La noche del 26 de septiembre de 2014 en el municipio de Iguala, Guerrero, fueron desaparecidos 43 estudiantes de la Escuela Normal Raúl Isidro Burgos de Ayotzinapa. Francisco Toledo calificó de terrible esta situación y demandó que los jóvenes fueran regresados a sus familias. El artista creó 43 papalote en el Taller Arte y Papel fundado por él en San Agustín Etla, mismos que hizo volar en el andador turístico y los cuales fueron llevados en diversas exposiciones por Juchitán y la Ciudad de México.

Juchitán y el sismo

En septiembre de 2017 un sismo de magnitud 8.2 sacudió a México. El epicentro fue en el estado de Chiapas; sin embargo, la zona más afectada fue el Istmo de Tehuantepec. Ante esta desgracia el artista, junto con sus colaboradores, apoyó la instalación de comedores comunitarios a los que se surtía de alimentos. Además, promovió el rescate de la infraestructura tradicional de las zonas afectadas y de igual manera creó dos grabados, los cuales fueron puestos a la venta con la finalidad de recaudar recursos en beneficio de los damnificados.

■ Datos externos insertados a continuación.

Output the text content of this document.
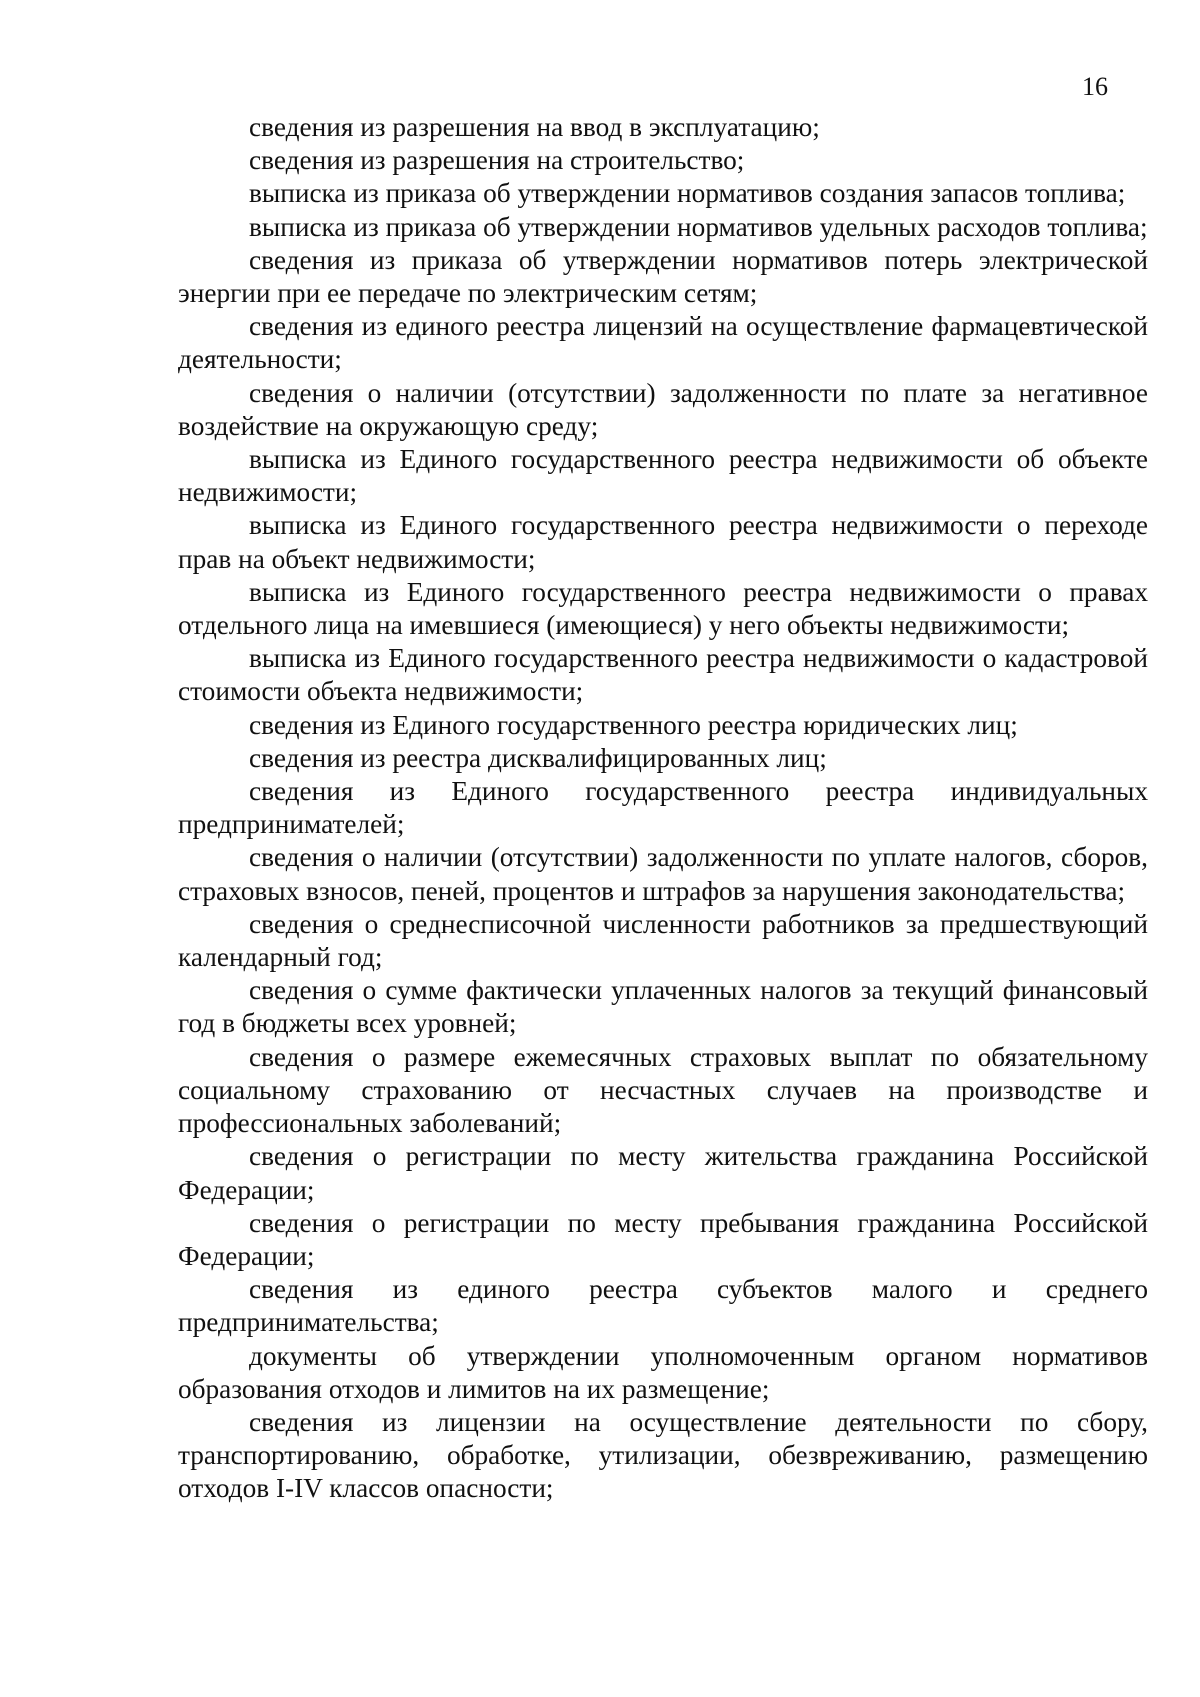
16

сведения из разрешения на ввод в эксплуатацию;

сведения из разрешения на строительство;

выписка из приказа об утверждении нормативов создания запасов топлива;

выписка из приказа об утверждении нормативов удельных расходов топлива;

сведения из приказа об утверждении нормативов потерь электрической энергии при ее передаче по электрическим сетям;

сведения из единого реестра лицензий на осуществление фармацевтической деятельности;

сведения о наличии (отсутствии) задолженности по плате за негативное воздействие на окружающую среду;

выписка из Единого государственного реестра недвижимости об объекте недвижимости;

выписка из Единого государственного реестра недвижимости о переходе прав на объект недвижимости;

выписка из Единого государственного реестра недвижимости о правах отдельного лица на имевшиеся (имеющиеся) у него объекты недвижимости;

выписка из Единого государственного реестра недвижимости о кадастровой стоимости объекта недвижимости;

сведения из Единого государственного реестра юридических лиц;

сведения из реестра дисквалифицированных лиц;

сведения из Единого государственного реестра индивидуальных предпринимателей;

сведения о наличии (отсутствии) задолженности по уплате налогов, сборов, страховых взносов, пеней, процентов и штрафов за нарушения законодательства;

сведения о среднесписочной численности работников за предшествующий календарный год;

сведения о сумме фактически уплаченных налогов за текущий финансовый год в бюджеты всех уровней;

сведения о размере ежемесячных страховых выплат по обязательному социальному страхованию от несчастных случаев на производстве и профессиональных заболеваний;

сведения о регистрации по месту жительства гражданина Российской Федерации;

сведения о регистрации по месту пребывания гражданина Российской Федерации;

сведения из единого реестра субъектов малого и среднего предпринимательства;

документы об утверждении уполномоченным органом нормативов образования отходов и лимитов на их размещение;

сведения из лицензии на осуществление деятельности по сбору, транспортированию, обработке, утилизации, обезвреживанию, размещению отходов I-IV классов опасности;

Aunque nunca se sintió a gusto con los reconocimientos públicos, recibió el Premio Príncipe Claus (2000); el Premio Right Livelihood (2005), por su dedicación a la protección y mejora de la herencia, ambiente y vida de la comunidad de Oaxaca, y en 2007, el Consejo Universitario de la Universidad Autónoma Benito Juárez de Oaxaca lo distinguió con el doctorado honoris causa.